Our Manchester Dispute Resolution Team has advised the Karen Millen Group on its dispute with Irish Dunnes Stores regarding the individual character of unregistered Community designs since its inception. Following on from our comments in April on the Advocate General’s opinion in Karen Millen Fashions Ltd v Dunnes Stores (Case C-345/13), the Court of Justice of the European Union (CJEU) has now given its ruling. The full text of the CJEU’s ruling can be found here.
Karen Millen Fashions is a UK-headquartered international women’s fashion brand that trades in 65 countries. In 2005 it began selling two versions of a striped shirt and a black knit top in Ireland.
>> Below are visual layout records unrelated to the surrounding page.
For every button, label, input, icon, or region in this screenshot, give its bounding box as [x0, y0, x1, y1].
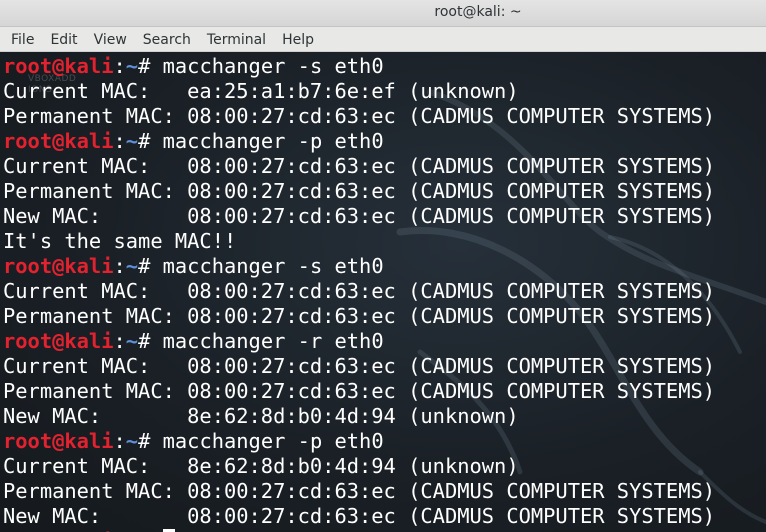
- output-text: New MAC: 8e:62:8d:b0:4d:94 (unknown): [3, 404, 519, 428]
- output-line: New MAC: 8e:62:8d:b0:4d:94 (unknown): [3, 404, 715, 429]
- output-line: Current MAC: 08:00:27:cd:63:ec (CADMUS C…: [3, 354, 715, 379]
- output-line: It's the same MAC!!: [3, 229, 715, 254]
- prompt-user: root@kali: [3, 429, 114, 453]
- menu-search[interactable]: Search: [135, 29, 199, 50]
- output-text: Current MAC: ea:25:a1:b7:6e:ef (unknown): [3, 79, 519, 103]
- prompt-symbol: #: [138, 54, 163, 78]
- menu-edit[interactable]: Edit: [42, 29, 85, 50]
- prompt-user: root@kali: [3, 329, 114, 353]
- title-bar[interactable]: root@kali: ~: [0, 0, 766, 27]
- output-text: Permanent MAC: 08:00:27:cd:63:ec (CADMUS…: [3, 104, 716, 128]
- output-line: New MAC: 08:00:27:cd:63:ec (CADMUS COMPU…: [3, 504, 715, 529]
- window-title: root@kali: ~: [434, 4, 522, 20]
- prompt-user: root@kali: [3, 254, 114, 278]
- prompt-separator: :: [113, 129, 126, 153]
- menu-bar: File Edit View Search Terminal Help: [0, 27, 766, 52]
- output-text: Current MAC: 8e:62:8d:b0:4d:94 (unknown): [3, 454, 519, 478]
- prompt-path: ~: [125, 54, 139, 78]
- output-line: Current MAC: 08:00:27:cd:63:ec (CADMUS C…: [3, 279, 715, 304]
- prompt-symbol: #: [138, 254, 163, 278]
- prompt-path: ~: [125, 129, 139, 153]
- prompt-user: root@kali: [3, 54, 114, 78]
- output-line: Permanent MAC: 08:00:27:cd:63:ec (CADMUS…: [3, 379, 715, 404]
- menu-terminal[interactable]: Terminal: [199, 29, 274, 50]
- prompt-symbol: #: [138, 329, 163, 353]
- output-line: Permanent MAC: 08:00:27:cd:63:ec (CADMUS…: [3, 479, 715, 504]
- menu-file[interactable]: File: [3, 29, 42, 50]
- output-text: Permanent MAC: 08:00:27:cd:63:ec (CADMUS…: [3, 179, 716, 203]
- prompt-path: ~: [125, 429, 139, 453]
- output-line: Current MAC: 08:00:27:cd:63:ec (CADMUS C…: [3, 154, 715, 179]
- terminal-output: root@kali:~# macchanger -s eth0 Current M…: [3, 54, 715, 532]
- prompt-symbol: #: [138, 129, 163, 153]
- output-text: Permanent MAC: 08:00:27:cd:63:ec (CADMUS…: [3, 479, 716, 503]
- output-text: New MAC: 08:00:27:cd:63:ec (CADMUS COMPU…: [3, 504, 716, 528]
- prompt-path: ~: [125, 254, 139, 278]
- terminal-window: root@kali: ~ File Edit View Search Termi…: [0, 0, 766, 532]
- output-line: New MAC: 08:00:27:cd:63:ec (CADMUS COMPU…: [3, 204, 715, 229]
- command-text: macchanger -r eth0: [162, 329, 384, 353]
- output-line: Permanent MAC: 08:00:27:cd:63:ec (CADMUS…: [3, 104, 715, 129]
- menu-view[interactable]: View: [86, 29, 135, 50]
- output-text: Current MAC: 08:00:27:cd:63:ec (CADMUS C…: [3, 279, 716, 303]
- prompt-line: root@kali:~# macchanger -r eth0: [3, 329, 715, 354]
- prompt-user: root@kali: [3, 129, 114, 153]
- prompt-line: root@kali:~# macchanger -s eth0: [3, 254, 715, 279]
- output-text: Current MAC: 08:00:27:cd:63:ec (CADMUS C…: [3, 154, 716, 178]
- prompt-line: root@kali:~# macchanger -s eth0: [3, 54, 715, 79]
- command-text: macchanger -p eth0: [162, 129, 384, 153]
- command-text: macchanger -s eth0: [162, 254, 384, 278]
- prompt-separator: :: [113, 329, 126, 353]
- prompt-separator: :: [113, 254, 126, 278]
- prompt-separator: :: [113, 54, 126, 78]
- output-text: It's the same MAC!!: [3, 229, 237, 253]
- output-line: Current MAC: ea:25:a1:b7:6e:ef (unknown): [3, 79, 715, 104]
- output-text: New MAC: 08:00:27:cd:63:ec (CADMUS COMPU…: [3, 204, 716, 228]
- output-line: Current MAC: 8e:62:8d:b0:4d:94 (unknown): [3, 454, 715, 479]
- command-text: macchanger -p eth0: [162, 429, 384, 453]
- prompt-path: ~: [125, 329, 139, 353]
- prompt-line: root@kali:~# macchanger -p eth0: [3, 129, 715, 154]
- output-text: Permanent MAC: 08:00:27:cd:63:ec (CADMUS…: [3, 304, 716, 328]
- prompt-separator: :: [113, 429, 126, 453]
- output-text: Current MAC: 08:00:27:cd:63:ec (CADMUS C…: [3, 354, 716, 378]
- output-line: Permanent MAC: 08:00:27:cd:63:ec (CADMUS…: [3, 179, 715, 204]
- output-text: Permanent MAC: 08:00:27:cd:63:ec (CADMUS…: [3, 379, 716, 403]
- menu-help[interactable]: Help: [274, 29, 322, 50]
- output-line: Permanent MAC: 08:00:27:cd:63:ec (CADMUS…: [3, 304, 715, 329]
- command-text: macchanger -s eth0: [162, 54, 384, 78]
- terminal-area[interactable]: VBOXADD IONS root@kali:~# macchanger -s …: [0, 52, 766, 532]
- prompt-line: root@kali:~# macchanger -p eth0: [3, 429, 715, 454]
- prompt-symbol: #: [138, 429, 163, 453]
Dunnes, an Irish fashion retailer, purchased examples of these garments and had copies made. The copies were being sold in Dunnes’ stores by late 2006.
In early 2007, Karen Millen Fashions brought proceedings against Dunnes in the High Court of Ireland, claiming that the copies infringed its unregistered Community design rights in the garments. The High Court upheld Karen Millen Fashions’ action and Dunnes appealed to the Irish Supreme Court.
Whilst acknowledging that it had engaged in copying, Dunnes disputed that Karen Millen Fashions was the owner of unregistered Community design rights in the garments because, first, the garments did not have individual character and, second, even if they did, Karen Millen Fashions had not proven that as a matter of fact.
The Irish Supreme Court stayed the proceedings and referred the following questions to the CJEU:
- When assessing the individual character of a design, is it appropriate to consider whether its overall impression differs from that produced by a combination of features taken from a number of earlier designs?
- When assessing the validity of an unregistered Community design, is the owner required to prove, as a matter of fact, that it has individual character?
The CJEU made the following rulings:
- For a design to have individual character, the overall impression it produces must be different from that produced by one or more designs taken individually, not by a combination of features taken in isolation and drawn from a number of earlier designs.
- For an unregistered Community design to be valid, the owner is not required to prove that it has individual character. The owner need only indicate the elements of the design which, in his or her view, give rise to individual character.
The ruling of the CJEU is favourable to those in the fashion industry. It makes it easier for designers to enforce their unregistered Community design rights against third parties, which is particularly helpful in the fashion world where designs often have a short life-span. On the other hand, the CJEU’s ruling also means that fast fashion retailers who follow catwalk trends and sell look-alike items at a low price point will need to be more careful when creating their garments.